Eigentlich hatte Schuppan den Strafstoß gar nicht schießen wollen, für den sich Pavel Fort schon den Ball zurechtgelegt hatte. "Ich bin auf dem Zahnfleisch gekrochen", gab Schuppan zu, "aber der Trainer hat gesagt, du schießt. Und wenn der Trainer das sagt, dann willst du die Verantwortung übernehmen und natürlich das Vertrauen zurückzahlen." Trainer Peter Pacult kritisierte Schuppan später dafür, dass der ihm nicht klar signalisiert habe, wie ausgelaugt er sich gefühlt habe. Der Österreicher verteidigte aber seine Anweisung: "Ich habe mich so entschieden, weil der ,Schuppi' im Training ein sehr sicherer Elfmeterschütze ist. Ich weiß auch, wie der Pavel die Elfmeter geschossen hat."

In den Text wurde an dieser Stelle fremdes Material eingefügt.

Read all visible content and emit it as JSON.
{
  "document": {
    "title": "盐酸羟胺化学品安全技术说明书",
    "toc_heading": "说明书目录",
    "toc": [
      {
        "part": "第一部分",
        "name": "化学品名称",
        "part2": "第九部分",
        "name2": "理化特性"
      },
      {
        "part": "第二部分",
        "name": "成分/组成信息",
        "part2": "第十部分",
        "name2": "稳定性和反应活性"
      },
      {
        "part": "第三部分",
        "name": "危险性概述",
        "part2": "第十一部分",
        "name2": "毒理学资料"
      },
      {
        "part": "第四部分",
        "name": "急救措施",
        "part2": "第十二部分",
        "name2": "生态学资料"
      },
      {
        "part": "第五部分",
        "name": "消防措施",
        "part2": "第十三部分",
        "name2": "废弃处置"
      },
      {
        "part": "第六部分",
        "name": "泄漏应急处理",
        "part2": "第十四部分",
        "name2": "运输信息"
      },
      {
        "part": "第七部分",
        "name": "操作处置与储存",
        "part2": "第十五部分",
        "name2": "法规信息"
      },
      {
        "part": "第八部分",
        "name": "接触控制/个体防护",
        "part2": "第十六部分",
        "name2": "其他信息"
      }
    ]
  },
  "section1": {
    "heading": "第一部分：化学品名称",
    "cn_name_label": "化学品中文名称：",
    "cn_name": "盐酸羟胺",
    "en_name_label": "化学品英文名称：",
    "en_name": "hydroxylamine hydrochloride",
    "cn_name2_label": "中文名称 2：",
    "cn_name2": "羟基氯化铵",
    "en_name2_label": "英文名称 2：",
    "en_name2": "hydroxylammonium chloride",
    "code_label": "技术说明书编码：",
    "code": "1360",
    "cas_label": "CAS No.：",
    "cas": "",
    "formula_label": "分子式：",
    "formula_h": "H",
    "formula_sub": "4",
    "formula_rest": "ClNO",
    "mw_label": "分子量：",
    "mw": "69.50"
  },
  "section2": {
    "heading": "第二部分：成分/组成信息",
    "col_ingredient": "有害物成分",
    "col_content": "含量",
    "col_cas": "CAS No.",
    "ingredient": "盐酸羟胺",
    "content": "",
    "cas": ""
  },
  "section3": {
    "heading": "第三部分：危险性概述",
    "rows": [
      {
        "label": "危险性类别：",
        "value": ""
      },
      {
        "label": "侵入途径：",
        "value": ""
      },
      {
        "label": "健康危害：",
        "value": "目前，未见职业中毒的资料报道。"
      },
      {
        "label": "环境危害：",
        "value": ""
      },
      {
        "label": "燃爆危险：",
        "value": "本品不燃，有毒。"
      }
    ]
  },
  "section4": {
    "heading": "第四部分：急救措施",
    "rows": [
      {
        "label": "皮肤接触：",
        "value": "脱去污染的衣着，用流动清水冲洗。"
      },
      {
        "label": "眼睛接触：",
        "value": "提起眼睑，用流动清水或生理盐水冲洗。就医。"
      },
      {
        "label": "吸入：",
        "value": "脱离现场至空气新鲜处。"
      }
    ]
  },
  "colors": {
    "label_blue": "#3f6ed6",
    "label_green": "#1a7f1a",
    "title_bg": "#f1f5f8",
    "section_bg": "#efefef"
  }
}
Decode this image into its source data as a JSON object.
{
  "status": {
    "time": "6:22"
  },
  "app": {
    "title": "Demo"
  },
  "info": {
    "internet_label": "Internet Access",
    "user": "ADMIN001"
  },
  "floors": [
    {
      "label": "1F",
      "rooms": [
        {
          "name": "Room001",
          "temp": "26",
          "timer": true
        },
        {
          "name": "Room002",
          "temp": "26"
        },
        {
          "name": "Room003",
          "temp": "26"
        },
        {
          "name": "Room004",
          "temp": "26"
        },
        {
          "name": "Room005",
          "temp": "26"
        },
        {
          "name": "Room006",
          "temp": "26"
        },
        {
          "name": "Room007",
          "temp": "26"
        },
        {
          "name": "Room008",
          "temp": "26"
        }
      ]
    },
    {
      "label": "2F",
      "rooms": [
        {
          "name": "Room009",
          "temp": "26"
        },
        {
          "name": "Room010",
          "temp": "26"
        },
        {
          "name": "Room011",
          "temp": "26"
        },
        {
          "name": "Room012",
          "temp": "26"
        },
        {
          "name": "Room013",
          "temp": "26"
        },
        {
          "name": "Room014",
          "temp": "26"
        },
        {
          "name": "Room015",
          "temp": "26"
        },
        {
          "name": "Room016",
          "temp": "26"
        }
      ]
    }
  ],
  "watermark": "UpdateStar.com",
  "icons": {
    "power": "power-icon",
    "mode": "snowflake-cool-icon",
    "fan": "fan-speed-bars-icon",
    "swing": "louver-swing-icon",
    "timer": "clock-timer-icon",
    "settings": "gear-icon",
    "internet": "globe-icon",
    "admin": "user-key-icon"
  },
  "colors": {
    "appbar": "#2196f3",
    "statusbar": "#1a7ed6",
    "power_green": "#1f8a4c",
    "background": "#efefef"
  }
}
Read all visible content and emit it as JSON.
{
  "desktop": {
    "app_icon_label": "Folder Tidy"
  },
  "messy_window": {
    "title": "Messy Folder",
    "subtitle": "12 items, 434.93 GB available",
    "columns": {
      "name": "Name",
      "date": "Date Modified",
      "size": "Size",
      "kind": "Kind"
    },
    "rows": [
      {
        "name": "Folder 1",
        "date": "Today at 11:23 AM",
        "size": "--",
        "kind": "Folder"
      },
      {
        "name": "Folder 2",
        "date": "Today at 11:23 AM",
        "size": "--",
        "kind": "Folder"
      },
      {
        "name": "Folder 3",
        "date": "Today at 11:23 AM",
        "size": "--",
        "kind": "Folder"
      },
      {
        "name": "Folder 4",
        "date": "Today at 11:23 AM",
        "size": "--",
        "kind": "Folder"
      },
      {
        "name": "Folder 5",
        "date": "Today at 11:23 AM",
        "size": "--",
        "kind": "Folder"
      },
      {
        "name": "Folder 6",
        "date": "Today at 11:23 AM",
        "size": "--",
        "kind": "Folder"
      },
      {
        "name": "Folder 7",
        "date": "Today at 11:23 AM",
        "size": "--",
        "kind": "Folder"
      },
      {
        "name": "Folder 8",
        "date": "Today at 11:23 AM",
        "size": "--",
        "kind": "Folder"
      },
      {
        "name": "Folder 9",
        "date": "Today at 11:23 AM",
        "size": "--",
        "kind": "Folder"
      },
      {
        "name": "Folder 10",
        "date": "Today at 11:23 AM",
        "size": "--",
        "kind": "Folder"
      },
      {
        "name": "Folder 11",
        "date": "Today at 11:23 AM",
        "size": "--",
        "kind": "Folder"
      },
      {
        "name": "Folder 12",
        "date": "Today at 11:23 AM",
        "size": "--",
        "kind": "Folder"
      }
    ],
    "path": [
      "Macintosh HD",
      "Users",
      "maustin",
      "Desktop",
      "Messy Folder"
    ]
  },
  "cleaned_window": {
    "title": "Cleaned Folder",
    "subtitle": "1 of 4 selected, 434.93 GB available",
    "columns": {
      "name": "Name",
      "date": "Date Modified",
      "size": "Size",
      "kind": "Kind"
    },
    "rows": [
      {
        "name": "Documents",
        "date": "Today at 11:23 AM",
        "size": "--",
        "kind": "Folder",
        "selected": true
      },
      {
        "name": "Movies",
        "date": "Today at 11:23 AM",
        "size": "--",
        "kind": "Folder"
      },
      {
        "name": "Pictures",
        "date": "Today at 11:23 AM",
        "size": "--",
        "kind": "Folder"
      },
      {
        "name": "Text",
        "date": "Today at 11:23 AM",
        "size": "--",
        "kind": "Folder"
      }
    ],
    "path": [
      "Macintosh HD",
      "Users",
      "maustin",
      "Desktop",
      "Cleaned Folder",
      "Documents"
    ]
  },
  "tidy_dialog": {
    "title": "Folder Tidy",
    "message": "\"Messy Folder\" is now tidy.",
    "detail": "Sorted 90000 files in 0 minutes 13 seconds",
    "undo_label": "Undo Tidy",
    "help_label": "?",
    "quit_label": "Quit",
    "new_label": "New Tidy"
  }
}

Dass Schuppan den zweiten von drei Elfmetern in dieser Saison vergeben würde, hatte Pacult nicht erwartet, obwohl Schuppan gegen seinen Ex-Verein antrat: "Schade, dass es nicht geklappt hat. Die Entscheidung geht auf meine Kappe", so der Trainer. Fort beschwerte sich nicht, empfahl sich aber für künftige Aufgaben dieser Art: "Ich bin Stürmer, ich will jeden Elfmeter schießen." Pacult lehnte aber ab: "Schuppan wird weiter die Elfmeter schießen."